Clone High S2 Eps 9-10 Review
Well, after just a month on the air, the first season of the Clone High revival is now over. Unlike last time, though, fans can rest easy, knowing that the show has another season in the works. Given how this season ends with potentially as big a cliffhanger as the original run did, that’s a good thing. Secrets get revealed. Betrayal and angst are found between the clones. And most importantly, we get an entire episode dedicated to the two best characters in the series: Scudworth and Butlertron!! It’s an epic tale so ground-breaking and influential that it’s deliberately trying to win an Emmy.
Butlertron and Scudworth Finally Take Center Stage
It’s no secret that the best characters on Clone High are the show’s author avatars, Scudworth and Butlertron. They’re an amazing duo together, with Scudworth’s mania balanced by the more grounded Butlertron. Until now, their misadventures were relegated to the b-plot of every episode. This makes the fact that the season’s penultimate outing focuses primarily on the two’s relationship all the more enjoyable in “For Your Consideration.”
After Scudworth humiliates himself in front of the Board of Shadowy Figures, he blames it on Butlertron, with the robot finally hitting his limit. Fed up with his partner in crime, Butlertron decides to pack his stuff and leave, only to run into a conflicted Joan of Arc. From here, the episode deviates into an extended flashback showing Butlertron’s life leading up to when he met Scudworth.
The flashbacks are by far the best aspect of the episode, each segment animated in a different style. It also takes every aspect of the tragic backstory trope and says that this is part of Butlertron’s life. The most important part, though, is how Butlertron and Scudworth became partners: after losing someone important in his life, Butlertron agreed to help Scudworth make the clones if he agreed to make one more of his deceased loved ones, Wesley.
As I said, it’s a deliberate attempt to tug at people’s heartstrings while also parodying the concept of Oscar bait like there’s no tomorrow. It works, too. It helps humanize Scudworth and Butlertron immensely, and the episode even ends with Scudworth starting to accept the clones as his surrogate family. Which is important, given what happens next.
Joan Snaps and Loses It All
As the Board of Shadowy Figures decides to hedge its bets on which clones are their best choices to run the world, Candide puts them through one last trial. She has Scudworth create a death maze, ostensibly to earn a scholarship to a non-existent Clone High College, and then has the clones fight to get through it. The Hunger Games, Total Drama style challenge that follows pushes the clones in ways that encapsulate the stress of leaving high school and going to college.

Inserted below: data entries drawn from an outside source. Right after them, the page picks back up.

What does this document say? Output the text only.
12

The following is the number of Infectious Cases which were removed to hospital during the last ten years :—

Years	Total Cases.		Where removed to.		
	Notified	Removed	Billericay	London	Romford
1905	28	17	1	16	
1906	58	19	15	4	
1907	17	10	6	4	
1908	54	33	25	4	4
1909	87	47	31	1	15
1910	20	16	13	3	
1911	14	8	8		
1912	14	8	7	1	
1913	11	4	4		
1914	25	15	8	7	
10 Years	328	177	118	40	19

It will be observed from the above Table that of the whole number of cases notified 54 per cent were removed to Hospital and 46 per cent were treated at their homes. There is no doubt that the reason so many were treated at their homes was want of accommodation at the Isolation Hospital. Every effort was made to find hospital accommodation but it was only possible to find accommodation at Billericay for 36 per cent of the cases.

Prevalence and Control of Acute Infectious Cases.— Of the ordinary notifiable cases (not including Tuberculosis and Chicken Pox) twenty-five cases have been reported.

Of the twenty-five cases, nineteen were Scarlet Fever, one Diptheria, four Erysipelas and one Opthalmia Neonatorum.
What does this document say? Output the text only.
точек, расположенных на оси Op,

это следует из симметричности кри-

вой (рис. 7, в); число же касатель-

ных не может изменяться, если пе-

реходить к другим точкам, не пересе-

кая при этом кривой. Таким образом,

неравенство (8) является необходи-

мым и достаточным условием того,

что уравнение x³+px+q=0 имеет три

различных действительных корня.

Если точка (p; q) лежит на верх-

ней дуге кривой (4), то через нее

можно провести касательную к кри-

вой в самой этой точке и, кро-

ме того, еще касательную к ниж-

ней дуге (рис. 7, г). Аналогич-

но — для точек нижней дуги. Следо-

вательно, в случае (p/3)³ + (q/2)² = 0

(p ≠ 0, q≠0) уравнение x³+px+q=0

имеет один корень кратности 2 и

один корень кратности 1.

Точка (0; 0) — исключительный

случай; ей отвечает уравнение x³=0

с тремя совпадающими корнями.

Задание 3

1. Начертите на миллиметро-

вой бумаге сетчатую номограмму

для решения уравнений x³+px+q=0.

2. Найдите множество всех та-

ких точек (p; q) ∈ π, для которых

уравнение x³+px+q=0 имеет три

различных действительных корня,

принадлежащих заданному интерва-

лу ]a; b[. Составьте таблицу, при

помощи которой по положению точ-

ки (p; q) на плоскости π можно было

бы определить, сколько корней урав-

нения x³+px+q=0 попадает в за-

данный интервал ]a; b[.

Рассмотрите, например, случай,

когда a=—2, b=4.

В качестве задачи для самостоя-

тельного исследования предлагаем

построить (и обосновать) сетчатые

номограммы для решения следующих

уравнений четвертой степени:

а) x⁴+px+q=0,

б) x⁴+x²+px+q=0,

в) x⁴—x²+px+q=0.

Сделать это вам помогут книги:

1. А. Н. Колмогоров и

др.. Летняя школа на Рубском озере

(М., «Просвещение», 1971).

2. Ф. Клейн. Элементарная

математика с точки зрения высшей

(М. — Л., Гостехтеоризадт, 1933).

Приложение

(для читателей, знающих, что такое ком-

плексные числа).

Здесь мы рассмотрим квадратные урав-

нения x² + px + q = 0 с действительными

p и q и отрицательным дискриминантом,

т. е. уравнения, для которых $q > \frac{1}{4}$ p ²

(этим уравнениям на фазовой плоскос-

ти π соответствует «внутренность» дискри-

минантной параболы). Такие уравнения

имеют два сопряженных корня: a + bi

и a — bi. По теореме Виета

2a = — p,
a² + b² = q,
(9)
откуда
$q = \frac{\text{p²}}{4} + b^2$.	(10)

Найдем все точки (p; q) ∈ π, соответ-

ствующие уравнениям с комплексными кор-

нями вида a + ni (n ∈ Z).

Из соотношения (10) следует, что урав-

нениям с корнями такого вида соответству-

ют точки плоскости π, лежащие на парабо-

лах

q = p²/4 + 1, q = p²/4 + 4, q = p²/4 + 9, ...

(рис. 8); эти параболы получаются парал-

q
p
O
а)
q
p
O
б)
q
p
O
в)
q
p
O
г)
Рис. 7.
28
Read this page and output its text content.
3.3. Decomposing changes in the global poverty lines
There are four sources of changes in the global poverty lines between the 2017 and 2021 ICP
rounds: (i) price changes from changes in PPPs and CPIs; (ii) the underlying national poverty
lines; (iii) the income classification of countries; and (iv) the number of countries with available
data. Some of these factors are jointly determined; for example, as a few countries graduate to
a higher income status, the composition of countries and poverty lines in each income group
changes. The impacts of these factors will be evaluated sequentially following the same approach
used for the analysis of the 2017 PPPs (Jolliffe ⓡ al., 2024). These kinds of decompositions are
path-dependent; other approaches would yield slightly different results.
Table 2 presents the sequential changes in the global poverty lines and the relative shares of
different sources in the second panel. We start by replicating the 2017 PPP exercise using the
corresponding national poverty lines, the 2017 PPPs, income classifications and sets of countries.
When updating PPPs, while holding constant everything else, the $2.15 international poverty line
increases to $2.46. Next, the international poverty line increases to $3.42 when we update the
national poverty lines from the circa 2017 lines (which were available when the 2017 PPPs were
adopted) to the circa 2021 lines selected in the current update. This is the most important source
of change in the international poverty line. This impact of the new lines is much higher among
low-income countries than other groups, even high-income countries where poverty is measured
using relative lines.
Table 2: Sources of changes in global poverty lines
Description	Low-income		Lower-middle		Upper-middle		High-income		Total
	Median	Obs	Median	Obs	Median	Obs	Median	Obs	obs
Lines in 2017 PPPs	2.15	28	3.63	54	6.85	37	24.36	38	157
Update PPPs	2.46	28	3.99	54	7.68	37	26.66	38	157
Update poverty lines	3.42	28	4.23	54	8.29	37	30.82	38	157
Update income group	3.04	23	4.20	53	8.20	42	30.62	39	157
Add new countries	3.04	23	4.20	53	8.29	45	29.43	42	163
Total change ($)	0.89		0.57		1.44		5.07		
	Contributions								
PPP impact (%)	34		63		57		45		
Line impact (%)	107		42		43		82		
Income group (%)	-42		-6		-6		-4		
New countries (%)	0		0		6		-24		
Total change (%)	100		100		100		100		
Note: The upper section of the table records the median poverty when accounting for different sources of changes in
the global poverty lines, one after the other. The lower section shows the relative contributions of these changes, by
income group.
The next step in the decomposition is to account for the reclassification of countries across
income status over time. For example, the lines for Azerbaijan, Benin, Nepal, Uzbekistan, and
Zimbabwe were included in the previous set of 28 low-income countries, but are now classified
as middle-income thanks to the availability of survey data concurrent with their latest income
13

There’s always that uncertain dread that the relationships people had in high school won’t last. This goes double for romantic relationships, as shown when Harriet dumps Confucius for not taking the maze seriously enough. At the same time, unexpected friendships form when Joan and JFK find they work well together in the maze. It then becomes a full-on bromance when JFK gets angry on Abe’s behalf when he learns Topher is blackmailing him. From enemies to love rivals to bros, but that’s high school.
The person who ends up suffering the most, though, is Joan. First, Frida chooses to save Cleo over her when they fall into a pit trap. Then, Abe and JFK think she’s a monster trying to trick them and drive her away. After that, she snaps and eliminates all the competition before winning the maze.
And to top it all off, when Candide decides to fire them, Scudworth and Butlertron resume their attempts to kill her. However, all they do is kill the rest of the Board of Shadowy Figures. Now there’s no one left to stop Candide from erasing the clone’s memories of Joan, freeing her to become the next world leader. It doesn’t work, but Candide gets the last laugh when she outs Joan for her ruthless behavior in the maze.
At Least We Don’t Need to Wait Another 20 Years
So, to recap. After spending the entire season having the popularity and acceptance she never had in 2003, Joan of Arc has lost it all. She’s been flung back to the bottom of the social hierarchy, and even Abe’s mad at her now. In addition, the Board of Shadowy Figures has been wiped out thanks to Candide’s manipulations, meaning no one’s left to decide what will happen to the clones. The future of the clones is more uncertain than ever!
Looking at the season finale objectively, it managed to tie up most of the plots from the revival season in a neat bow. However, the drama of its ending gets undercut by the simple fact that, unlike two decades ago, we know Clone High will continue. Max already has another season in the works, meaning we have more time to see what happens next. As a result, the ending feels like it’s just dragging on the drama for the sake of it rather than being organic. In other words, the first of the two episodes this week was the stronger of the two.
As a whole, though, the finale seems pretty solid. Even if fans don’t like it, they can rest easy knowing they don’t have to wait another twenty years for a new season. Who knows; if the show makes it to a fourth season, they’ll thaw out Gandhi (who the clones got their memories of wiped.)